Statistical analyses

Continuous variables were compared using unpaired t‐test or Mann–Whitney test as appropriate. Categorical variables of responders and non‐responders were compared by χ2 test or Fisher's exact test. Univariate and multivariate analyses with logistic regression models were performed to evaluate the influence of various parameters of the response to tolvaptan. All data are expressed as mean and standard deviation. Probability was two tailed, with P < 0.05 regarded as statistically significant. All statistical analyses were performed using JMP 10 software (SAS Institute, Cary, NC, USA).

Results

Baseline patient characteristics

Table 1 shows the baseline patient characteristics in this study. The patients tended to be elderly, with a mean age of 78.9 years. Patients were distributed evenly between the clinical scenarios covered, with 87 CS2 patients and 70 CS3 patients. All patients had been previously prescribed loop diuretics or thiazide diuretics. Mean tolvaptan dosage was 13.4 mg/day. Tolvaptan administration was started at an average of 3.5 days following hospitalization. In terms of the underlying diseases, 52% patients suffered from ischemic heart disease, 21% from valvular disease, 9% from hypertensive heart disease, 8% from dilated cardiomyopathy, 6% from hypertrophic cardiomyopathy (HCM; including dilated HCM), 2% from amyloidosis, and 2% from other disorders.

Table 1

Baseline patient characteristics

Parameters	n = 157
Age (years)	78.9 ± 12.4
Gender	Male: 98 Female: 59
Systolic blood pressure (mmHg)	134.2 ± 35.3
Diastolic blood pressure (mmHg)	74.2 ± 18.1
Clinical scenario (%)	CS2: 87 (55.4) CS3: 70 (44.6)
BUN (mg/dL)	31.5 ± 15.5
Creatinine (mg/dL)	1.41 ± 0.97
eGFR (mL/min/1.73 m2)	48.1 ± 21.6
CKD stage	1: 23 2: 36 3: 43 4: 32 5: 23
Na (mEq/L)	138.0 ± 7.0
Dd (mm)	50.7 ± 9.2
Ds (mm)	36.9 ± 10.4
Ejection fraction (%)	49.3 ± 12.8
Inferior vena cava (cm)
Inspiration	19.8 ± 5.7
Expiration	11.6 ± 6.1
IVC collapsibility (%)	43.8 ± 18.9
RA–RV pressure gradient (mmHg)	34.0 ± 13.4
ACE‐Inhibitor (%)	58.7
Angiotensin receptor blocker (%)	31.2
Beta‐blocker (%)	39.1
Loop diuretics (%)	96.1
Thiazides (%)	18.3
Aldosterone blocker (%)	43.2
Dopamine/dobutamine (%)	32.3
IV Lasix (%)	75.2
hANP (%)	25.2
Tolvaptan dose (mg/day)	13.4 ± 3.4
Duration of tolvaptan administration (days)	10.3 ± 4.2
Date of tolvaptan administration (days)	3.5 ± 2.4

ACE, angiotensin‐converting enzyme; BUN, blood urea nitrogen; CKD, chronic kidney disease; Dd, diastolic diameter; Ds, systolic diameter; eGFR, estimated glomerular filtration rate; hANP, human atrial natriuretic peptide; IV, intravenous; IVC, inferior vena cava; RA–RV, right atrial–right ventricular.
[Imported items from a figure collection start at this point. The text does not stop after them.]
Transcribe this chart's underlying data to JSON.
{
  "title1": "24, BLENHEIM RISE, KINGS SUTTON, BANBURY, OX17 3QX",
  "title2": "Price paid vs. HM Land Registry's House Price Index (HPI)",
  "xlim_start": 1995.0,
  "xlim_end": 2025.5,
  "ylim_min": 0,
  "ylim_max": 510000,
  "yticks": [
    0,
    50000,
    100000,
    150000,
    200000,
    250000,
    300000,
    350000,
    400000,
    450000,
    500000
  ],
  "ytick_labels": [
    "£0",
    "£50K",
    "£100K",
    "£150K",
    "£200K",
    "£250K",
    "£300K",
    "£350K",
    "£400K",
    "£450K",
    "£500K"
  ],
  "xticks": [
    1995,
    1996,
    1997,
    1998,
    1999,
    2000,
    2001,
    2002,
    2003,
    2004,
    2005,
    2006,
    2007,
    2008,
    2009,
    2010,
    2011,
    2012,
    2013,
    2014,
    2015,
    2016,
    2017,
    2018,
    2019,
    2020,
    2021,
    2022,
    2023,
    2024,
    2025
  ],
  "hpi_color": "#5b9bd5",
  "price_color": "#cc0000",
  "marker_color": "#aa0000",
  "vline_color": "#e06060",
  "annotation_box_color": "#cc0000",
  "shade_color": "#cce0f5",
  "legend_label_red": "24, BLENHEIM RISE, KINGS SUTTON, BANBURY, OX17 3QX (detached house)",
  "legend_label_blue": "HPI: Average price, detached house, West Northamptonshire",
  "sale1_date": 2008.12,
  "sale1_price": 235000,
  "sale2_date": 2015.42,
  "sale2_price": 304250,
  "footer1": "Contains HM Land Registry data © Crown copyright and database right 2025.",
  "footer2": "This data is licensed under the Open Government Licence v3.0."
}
Alteration of clinical parameters after administration of tolvaptan

Table 2 shows the alteration of clinical parameters before and after administration of tolvaptan. The hemodynamic parameters including sBP, diastolic blood pressure, and heart rate remained unchanged before and after tolvaptan administration. Furthermore, the serum sodium levels did not increase, and no incidence of symptomatic hypernatraemia (an increase in the serum sodium concentration of 10 mEq/L or greater appearing within 72 h of tolvaptan administration) was observed in any subject. Serum creatinine increased from 1.32 to 1.39 mEq/L; however, the increase was statistically insignificant. Worsening renal function was not confirmed in this short observation period. In terms of the echocardiographic indices, both LVDd and LVDs did not change; meaning tolvaptan had no apparent effect on the left ventricular diameters. Furthermore, tolvaptan decreased the inspiratory IVC diameter and the pressure gradient between the right ventricle and right atrium. Signs of volume overload, including IVC congestion and pulmonary artery pressure, were significantly improved by the 7‐day tolvaptan regimen. Tolvaptan alleviated congestion by reducing the right‐sided pressure without any deterioration of the systemic blood pressure or kidney function.

Table 2

Clinical parameter changes before and after administration for tolvaptan

Parameter	Baseline	After tolvaptan treatment	P‐value
Sys BP (mmHg)	134.2 ± 35.3	128.4 ± 21.4	0.251
Dia BP (mmHg)	74.2 ± 18.1	71.1 ± 15.6	0.377
BUN (mg/dL)	31.5 ± 15.5	34.2 ± 24.1	0.210
Creatinine (mg/dL)	1.32 ± 0.89	1.39 ± 0.97	0.544
Na (mEq/L)	138.0 ± 7.0	139.4 ± 11.6	0.742
Dd (mm)	50.7 ± 9.2	47.1 ± 5.6	0.125
Ds (mm)	36.9 ± 10.4	34.1 ± 14.2	0.654
Ejection fraction (%)	49.3 ± 12.8	49.3 ± 15.2	0.247
IVC: inspiration (cm)	19.8 ± 5.7	14.4 ± 5.1	0.025
IVC: expiration (cm)	11.6 ± 6.1	11.2 ± 6.3	0.659
IVC: collapsibility	43.8 ± 18.9	42.7 ± 18.1	0.541
RA–RV pressure gradient (mmHg)	34.0 ± 13.4	28.3 ± 12.6	0.033

BP, blood pressure; BUN, blood urea nitrogen; Dd, diastolic diameter; Ds, systolic diameter; IVC, inferior vena cava; RA–RV, right atrial–right ventricular.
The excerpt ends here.